Dubai, TGO: The rare, intricate operation is the first of its kind to be performed in the Middle East.
Using ‘smart screws’ and artificial intelligence, doctors in the UAE have successfully lengthened an Emirati man’s leg.
The rare, intricate operation is the first of its kind to be performed in the Middle East. The 25-year-old man had been suffering from a congenital defect, due to which his right leg was 9cm shorter than his left. The imbalance affected his pelvic region, causing severe lower back pain.
Dr Bilal Al Yafoui, head of the Orthopaedics and Trauma Department at Rashid Hospital, performed the operation.
“The operation was fraught with risks, especially since international protocols provide for lengthening operations of only 4 to 5cm, and it is usually performed either in the shin or thigh,” he said.
The biggest challenge was to lengthen the shin and femur bones and insert two nails simultaneously to ensure both legs were equally long, Dr Al Yafoui said.
Dr Al Yafoui was aided by Dr Muhammad Sanad Al Rifai, an orthopaedic consultant, and Dr Ahmed Khairy, an orthopaedic specialist.

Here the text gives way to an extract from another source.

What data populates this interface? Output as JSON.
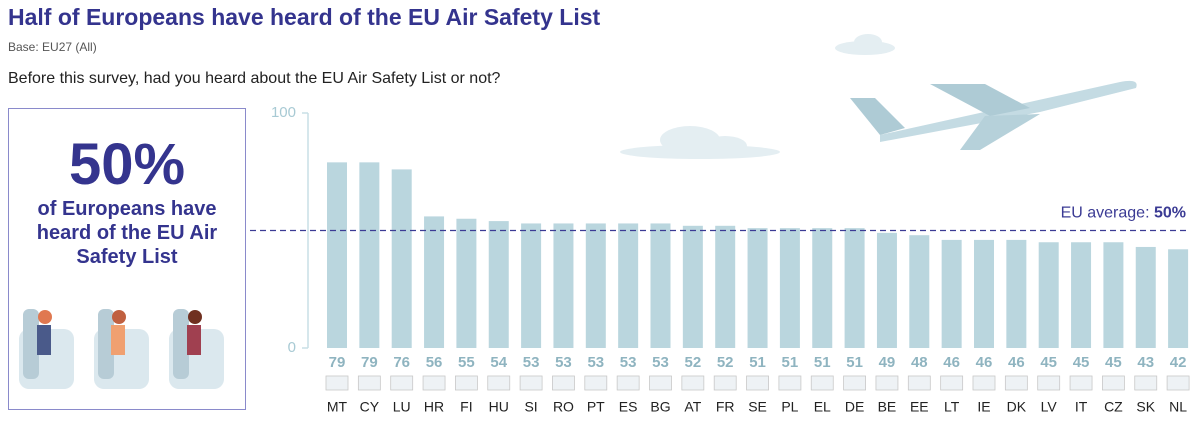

According to Dr Al Rifai, leg length differences that exceed 4cm cause a ‘violent imbalance’ in patients and can lead to unbearable pain.
“The decision was to lengthen 9cm in total – 5cm in the shin bone and 4cm in the thigh bone,” he said.
The device used elongated ‘smart path’ screws, which were inserted into the two bones through very small holes. Two magnetic fields are at play here: One on the inside and one on the outside.
When the artificially-intelligent device is turned on, both magnets interact with each other, as well as with the screws, thereby lengthening the bones. The two screws will increase in length by about 1 to 1.5mm in a minute. This process repeats itself over eight-hour gaps throughout the day.
“The patient was discharged on the second day after received training on how to use the device, and it can be used from anywhere,” said Dr Al Rifai. He added that the entire treatment takes place over a period of six to nine months.